Preparation & Cooking Time
For the Grouse
For the Black Pudding Crumble
For the Liver Toast
For the Sweetcorn Pureé
For the Pickled Carrot
For the Buttered Savoy Cabbage
For the Whisky Sauce
40g chopped Carrots
40g chopped Shallots
40g chopped Celery
1 clove Garlic
Carcasses from the Roasted Grouse
3 sprigs of Thyme
1 pinch of White Peppercorns
1 Bay Leaf
50ml good quality Malt Whiskey
2 Tbsp Elderberry Vinegar
400ml good Veal Stock
- Preheat the oven to 160°C / 320F / Gas Mark 3.
- Pluck and clean your grouse (or ask your butcher). Once plucked, singe the birds lightly with the blowtorch*2 to take away any unwanted feathers etc. Debone the legs, wings, wishbone and remove the innards (but keep the hearts and livers for the canapé).
- Lay 2 slices of lardo over the breasts of each bird and tie for roasting. Heat a large frying pan with a little oil, season the birds inside and out, and sear the birds slowly all over.
- Place in oven and baste every two minutes with the salted butter, crushed garlic and thyme, for approx. 10 minutes or once the bird is a nice pink colour. Set aside to rest. Remove the breasts and chop the bones for the sauce.
- Use the blowtorch to singe the bones and melt the duck fat. Add the legs and allow to confit slowly on a very low heat, being aware not to boil (will take approx. one hour). Let the legs rest and cool in the pan, then remove. Before serving, crisp the legs in a small non-stick pan in the oven at 160° C for about 10 minutes.
- Chop the chicken skin until it is a coarse breadcrumb consistency, then peel the black pudding and chop. Heat a small pan and add the pudding with a small whisk. Mix and allow to cook gently on the heat.
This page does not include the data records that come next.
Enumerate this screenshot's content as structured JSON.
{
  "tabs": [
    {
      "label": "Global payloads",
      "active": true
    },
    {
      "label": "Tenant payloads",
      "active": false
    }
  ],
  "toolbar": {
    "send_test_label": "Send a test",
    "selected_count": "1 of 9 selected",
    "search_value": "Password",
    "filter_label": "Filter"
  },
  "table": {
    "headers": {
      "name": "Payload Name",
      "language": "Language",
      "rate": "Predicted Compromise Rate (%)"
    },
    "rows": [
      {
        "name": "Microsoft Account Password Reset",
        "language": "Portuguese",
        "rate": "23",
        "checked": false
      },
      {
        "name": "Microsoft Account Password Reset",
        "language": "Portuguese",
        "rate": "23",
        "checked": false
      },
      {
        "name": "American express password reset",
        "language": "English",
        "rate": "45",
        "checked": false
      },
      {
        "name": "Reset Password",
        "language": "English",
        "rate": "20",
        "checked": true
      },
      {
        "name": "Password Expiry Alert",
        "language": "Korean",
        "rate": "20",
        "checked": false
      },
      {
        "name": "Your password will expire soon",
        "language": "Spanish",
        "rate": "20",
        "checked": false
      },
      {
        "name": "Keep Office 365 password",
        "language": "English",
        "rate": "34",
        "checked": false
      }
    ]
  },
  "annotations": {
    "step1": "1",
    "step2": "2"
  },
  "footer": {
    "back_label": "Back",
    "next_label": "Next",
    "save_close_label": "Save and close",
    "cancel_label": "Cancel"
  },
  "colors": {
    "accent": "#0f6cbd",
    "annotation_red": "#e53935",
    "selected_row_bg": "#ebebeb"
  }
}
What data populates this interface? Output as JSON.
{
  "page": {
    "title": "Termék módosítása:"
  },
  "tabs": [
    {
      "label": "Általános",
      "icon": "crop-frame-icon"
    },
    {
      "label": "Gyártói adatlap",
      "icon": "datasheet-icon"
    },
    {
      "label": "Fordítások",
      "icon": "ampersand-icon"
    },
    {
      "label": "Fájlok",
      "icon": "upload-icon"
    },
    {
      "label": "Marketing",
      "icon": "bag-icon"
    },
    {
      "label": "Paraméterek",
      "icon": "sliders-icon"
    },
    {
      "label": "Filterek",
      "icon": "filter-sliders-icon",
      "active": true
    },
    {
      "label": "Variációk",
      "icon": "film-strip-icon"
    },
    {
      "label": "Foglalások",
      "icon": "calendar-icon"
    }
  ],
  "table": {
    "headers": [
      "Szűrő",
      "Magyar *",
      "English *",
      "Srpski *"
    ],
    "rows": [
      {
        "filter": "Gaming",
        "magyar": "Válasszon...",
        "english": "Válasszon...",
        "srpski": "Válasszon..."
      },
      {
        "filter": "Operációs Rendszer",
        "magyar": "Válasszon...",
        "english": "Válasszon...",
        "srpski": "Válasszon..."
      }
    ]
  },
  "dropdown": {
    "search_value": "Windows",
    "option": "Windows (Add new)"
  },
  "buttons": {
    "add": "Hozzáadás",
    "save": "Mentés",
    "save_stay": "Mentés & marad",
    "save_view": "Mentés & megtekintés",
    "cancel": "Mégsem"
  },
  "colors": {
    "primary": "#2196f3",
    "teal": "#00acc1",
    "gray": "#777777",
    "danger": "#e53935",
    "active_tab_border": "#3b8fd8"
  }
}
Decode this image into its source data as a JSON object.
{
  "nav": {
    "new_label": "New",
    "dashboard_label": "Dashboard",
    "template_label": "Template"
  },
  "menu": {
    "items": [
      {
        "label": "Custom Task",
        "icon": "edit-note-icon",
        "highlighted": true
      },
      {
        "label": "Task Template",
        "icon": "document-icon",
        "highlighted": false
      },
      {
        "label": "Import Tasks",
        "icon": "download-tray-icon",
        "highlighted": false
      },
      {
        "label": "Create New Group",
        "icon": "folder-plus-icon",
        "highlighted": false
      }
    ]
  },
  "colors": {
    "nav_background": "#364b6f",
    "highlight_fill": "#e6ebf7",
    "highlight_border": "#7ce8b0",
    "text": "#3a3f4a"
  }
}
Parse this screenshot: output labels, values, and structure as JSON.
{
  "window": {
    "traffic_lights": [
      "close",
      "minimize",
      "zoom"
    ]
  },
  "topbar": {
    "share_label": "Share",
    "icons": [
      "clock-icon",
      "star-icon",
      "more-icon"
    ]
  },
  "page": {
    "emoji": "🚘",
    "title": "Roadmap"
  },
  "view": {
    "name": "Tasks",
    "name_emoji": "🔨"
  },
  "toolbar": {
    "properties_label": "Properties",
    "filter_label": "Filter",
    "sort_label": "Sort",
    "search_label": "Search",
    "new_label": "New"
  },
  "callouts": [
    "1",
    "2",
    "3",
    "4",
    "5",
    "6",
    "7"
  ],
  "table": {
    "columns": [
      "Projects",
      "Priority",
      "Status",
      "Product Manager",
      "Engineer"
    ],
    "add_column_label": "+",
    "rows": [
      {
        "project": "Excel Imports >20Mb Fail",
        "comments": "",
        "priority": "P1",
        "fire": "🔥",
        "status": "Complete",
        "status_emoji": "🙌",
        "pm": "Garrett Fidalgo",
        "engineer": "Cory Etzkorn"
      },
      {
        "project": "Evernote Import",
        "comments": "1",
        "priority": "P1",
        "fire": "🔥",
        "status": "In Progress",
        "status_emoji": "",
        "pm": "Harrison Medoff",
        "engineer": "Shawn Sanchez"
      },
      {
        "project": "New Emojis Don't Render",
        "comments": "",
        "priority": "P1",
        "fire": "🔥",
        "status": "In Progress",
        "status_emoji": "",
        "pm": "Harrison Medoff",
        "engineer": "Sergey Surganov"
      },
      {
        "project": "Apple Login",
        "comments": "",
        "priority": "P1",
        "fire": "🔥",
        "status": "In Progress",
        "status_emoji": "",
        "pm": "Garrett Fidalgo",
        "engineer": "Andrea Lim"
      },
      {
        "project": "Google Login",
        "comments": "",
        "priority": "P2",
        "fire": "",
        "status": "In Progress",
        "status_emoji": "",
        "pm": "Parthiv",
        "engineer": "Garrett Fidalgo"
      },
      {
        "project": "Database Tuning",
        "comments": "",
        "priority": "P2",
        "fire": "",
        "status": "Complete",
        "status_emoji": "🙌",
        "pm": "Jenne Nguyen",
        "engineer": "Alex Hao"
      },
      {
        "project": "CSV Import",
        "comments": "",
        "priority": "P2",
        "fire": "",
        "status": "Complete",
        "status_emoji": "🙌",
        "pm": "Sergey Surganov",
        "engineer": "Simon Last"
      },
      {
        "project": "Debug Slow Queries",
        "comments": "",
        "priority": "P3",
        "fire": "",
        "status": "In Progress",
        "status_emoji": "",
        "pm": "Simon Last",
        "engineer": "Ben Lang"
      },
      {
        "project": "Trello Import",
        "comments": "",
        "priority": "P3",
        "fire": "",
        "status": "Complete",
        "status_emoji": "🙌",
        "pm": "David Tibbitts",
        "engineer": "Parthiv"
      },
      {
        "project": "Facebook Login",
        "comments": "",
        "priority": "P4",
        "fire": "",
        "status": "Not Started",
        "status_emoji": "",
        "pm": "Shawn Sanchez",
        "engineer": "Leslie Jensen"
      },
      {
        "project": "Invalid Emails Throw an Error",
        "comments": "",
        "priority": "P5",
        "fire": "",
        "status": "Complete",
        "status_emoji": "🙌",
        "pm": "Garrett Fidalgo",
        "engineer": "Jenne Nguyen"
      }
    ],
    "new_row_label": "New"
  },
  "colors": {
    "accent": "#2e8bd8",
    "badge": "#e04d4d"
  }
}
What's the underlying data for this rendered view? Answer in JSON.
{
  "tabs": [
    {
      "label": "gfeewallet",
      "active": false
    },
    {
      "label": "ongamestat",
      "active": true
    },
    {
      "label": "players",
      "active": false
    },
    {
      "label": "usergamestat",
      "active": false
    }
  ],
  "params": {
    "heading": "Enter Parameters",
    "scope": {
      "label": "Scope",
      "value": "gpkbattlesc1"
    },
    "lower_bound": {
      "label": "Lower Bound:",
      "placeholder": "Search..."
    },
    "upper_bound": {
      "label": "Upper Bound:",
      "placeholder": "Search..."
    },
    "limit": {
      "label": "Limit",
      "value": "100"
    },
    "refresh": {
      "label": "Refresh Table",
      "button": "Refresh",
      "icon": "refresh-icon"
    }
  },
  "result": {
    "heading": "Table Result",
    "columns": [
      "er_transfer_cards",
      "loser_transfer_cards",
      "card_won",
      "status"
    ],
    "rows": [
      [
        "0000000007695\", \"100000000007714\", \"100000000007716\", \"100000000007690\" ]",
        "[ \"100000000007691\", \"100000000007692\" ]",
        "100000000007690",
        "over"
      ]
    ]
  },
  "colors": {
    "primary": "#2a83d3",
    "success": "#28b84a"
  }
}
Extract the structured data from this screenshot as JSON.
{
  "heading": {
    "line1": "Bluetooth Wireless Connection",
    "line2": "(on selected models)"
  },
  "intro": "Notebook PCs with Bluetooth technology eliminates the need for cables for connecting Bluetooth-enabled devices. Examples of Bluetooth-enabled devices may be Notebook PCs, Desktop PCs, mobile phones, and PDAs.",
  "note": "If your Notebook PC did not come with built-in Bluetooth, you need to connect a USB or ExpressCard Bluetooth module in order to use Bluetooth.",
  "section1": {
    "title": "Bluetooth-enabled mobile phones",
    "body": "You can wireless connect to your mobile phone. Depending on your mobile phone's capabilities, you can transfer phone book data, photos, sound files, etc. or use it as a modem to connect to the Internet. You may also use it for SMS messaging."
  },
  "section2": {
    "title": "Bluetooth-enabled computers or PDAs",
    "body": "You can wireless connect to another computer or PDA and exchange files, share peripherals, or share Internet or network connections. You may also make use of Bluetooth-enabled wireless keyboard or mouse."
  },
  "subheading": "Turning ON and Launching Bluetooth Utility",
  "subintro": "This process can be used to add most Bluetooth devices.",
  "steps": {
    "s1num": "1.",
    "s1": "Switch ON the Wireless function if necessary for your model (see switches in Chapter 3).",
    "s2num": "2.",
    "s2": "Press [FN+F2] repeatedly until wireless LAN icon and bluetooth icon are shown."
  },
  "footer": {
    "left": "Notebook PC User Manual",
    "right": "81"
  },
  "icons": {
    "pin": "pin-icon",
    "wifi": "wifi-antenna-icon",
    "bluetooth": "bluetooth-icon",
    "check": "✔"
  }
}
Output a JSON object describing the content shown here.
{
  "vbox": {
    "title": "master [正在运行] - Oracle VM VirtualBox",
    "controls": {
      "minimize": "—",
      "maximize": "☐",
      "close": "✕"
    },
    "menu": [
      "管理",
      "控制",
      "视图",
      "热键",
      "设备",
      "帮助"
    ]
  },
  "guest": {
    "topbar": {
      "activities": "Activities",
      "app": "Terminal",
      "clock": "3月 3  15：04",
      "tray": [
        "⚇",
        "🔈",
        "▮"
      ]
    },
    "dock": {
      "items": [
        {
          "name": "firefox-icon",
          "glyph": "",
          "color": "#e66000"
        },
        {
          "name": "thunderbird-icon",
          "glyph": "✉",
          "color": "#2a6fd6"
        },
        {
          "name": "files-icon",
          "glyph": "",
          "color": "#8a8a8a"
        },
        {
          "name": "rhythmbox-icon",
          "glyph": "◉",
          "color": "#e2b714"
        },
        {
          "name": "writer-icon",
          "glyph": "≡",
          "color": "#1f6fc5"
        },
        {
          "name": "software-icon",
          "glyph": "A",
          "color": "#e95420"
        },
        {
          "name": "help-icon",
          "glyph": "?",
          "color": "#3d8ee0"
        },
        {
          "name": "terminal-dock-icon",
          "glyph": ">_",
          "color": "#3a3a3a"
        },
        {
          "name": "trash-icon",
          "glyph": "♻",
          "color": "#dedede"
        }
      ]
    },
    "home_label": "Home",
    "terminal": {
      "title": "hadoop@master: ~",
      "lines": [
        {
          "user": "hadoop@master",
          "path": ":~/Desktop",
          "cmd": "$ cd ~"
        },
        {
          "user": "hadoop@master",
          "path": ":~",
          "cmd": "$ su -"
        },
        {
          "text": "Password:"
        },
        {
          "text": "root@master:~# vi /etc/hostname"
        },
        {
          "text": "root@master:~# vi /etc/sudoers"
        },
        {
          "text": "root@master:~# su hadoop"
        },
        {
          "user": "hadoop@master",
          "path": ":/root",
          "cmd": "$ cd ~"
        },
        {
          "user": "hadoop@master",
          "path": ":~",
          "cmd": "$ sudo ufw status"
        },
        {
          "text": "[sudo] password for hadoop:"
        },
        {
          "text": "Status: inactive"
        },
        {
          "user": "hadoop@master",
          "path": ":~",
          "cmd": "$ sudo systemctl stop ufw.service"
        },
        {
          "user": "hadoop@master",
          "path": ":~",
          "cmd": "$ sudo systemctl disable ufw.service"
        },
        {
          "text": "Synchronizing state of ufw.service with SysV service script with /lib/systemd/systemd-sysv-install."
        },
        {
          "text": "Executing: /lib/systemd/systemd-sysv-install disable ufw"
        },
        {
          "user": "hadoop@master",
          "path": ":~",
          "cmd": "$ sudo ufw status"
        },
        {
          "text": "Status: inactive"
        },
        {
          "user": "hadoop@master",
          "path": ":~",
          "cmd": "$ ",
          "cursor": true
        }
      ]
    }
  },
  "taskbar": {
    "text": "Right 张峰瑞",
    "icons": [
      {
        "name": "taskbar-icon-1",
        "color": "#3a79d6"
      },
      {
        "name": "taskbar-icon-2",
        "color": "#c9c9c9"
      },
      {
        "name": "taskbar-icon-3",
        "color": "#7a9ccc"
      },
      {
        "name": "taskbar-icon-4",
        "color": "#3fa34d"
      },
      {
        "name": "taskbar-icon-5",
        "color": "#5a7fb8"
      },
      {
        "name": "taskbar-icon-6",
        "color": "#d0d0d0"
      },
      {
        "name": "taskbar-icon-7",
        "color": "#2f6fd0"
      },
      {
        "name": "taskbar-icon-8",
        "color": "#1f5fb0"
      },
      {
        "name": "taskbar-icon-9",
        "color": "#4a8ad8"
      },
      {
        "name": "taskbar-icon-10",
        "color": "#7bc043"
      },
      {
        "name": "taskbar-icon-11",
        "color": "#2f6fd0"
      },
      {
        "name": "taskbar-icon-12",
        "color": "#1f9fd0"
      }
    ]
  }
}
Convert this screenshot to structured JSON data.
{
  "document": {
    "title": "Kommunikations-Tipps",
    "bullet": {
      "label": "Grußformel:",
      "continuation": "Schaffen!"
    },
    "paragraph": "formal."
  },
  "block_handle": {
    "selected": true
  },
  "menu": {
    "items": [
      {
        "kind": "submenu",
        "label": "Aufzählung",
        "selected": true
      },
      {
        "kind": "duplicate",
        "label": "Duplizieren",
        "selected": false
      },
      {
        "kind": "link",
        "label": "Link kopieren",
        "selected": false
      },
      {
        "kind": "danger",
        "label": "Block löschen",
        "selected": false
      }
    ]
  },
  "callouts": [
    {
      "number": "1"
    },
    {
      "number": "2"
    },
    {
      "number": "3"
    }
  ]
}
When dark and crumbly, pour out onto a tray and allow to cool, then mix with the panko and chicken skin. Season and set aside.
- Chop all the hearts, livers and foie gras together. Heat a small frying pan over a medium heat, then add the butter and let it foam. Add the liver mix and sauté quickly. Season and add the chopped thyme. Finally, add the whisky. Slice the baguette lengthways and toast. Spread the liver mix when ready to serve.
- Boil the kernels in the stock. Gently toast the curry powder over a low flame. Add the kernels and cook gently until well cooked. Then drain the stock and add the kernels to the blender. Blend well. Whilst still hot, add the cream and butter, and continue to blend until smooth and thick. Remove the pureé, check the seasoning and pass through a fine sieve. Set aside and keep covered until needed.
- With a mandoline*3, slice the carrots lengthways into thin strips. Bring water, white vinegar and sugar to a boil and pour over the carrots. Leave them to pickle and cool (preferably for 2 hours).
- Remove the stalk of the cabbage and break into leaves. Cut into 1cm strips. Warm the butter in a medium pan and add the cabbage when just foaming. Move gently around so as not to burn, and season as it cooks. Drain after 3-4 minutes, set aside and keep warm.
- In a large pan, roast the vegetables until coloured then add the spice, thyme and the chopped carcasses and trimmings. Deglaze with a little water and reduce. Glaze the bones over and, once dry, add half the whisky and glaze again. Then add the elderberry vinegar and glaze again. Add the stock, bring to the boil, skim and turn down the heat. Let this simmer gently for an hour or so to extract all the flavours, then strain to a smaller pan and reduce to consistency needed, coating the back of a spoon. Season to taste and finally strain again. Finish with the rest of the whisky and more vinegar if needed. Reheat to serve.
Plate up all the elements - we'll leave the presentation style up to you!
Lardo is a type of salumi, Italian cold meats predominantly made from pork, made by curing strips of fatback with rosemary and other herbs and spices. The most famous lardo is from the Tuscan hamlet of Colonnata, where lardo has been made since Roman times. These days you should find it in most supermarkets, if not try your local deli.
A guide on 'How to use a Blowtorch' by the professionals at Great British Chefs.
A mandoline is basically a cooking utensil for cutting and slicing fruit and vegetables. The mandoline cuts / slices, uniformly, in several widths and thicknesses. Slices can be very thin, and be made very quickly, with significantly less skill and effort than would be required if cutting with a knife or other blade. However, be careful when you use it - you won't want to add your finger(s) to the dish you are making!!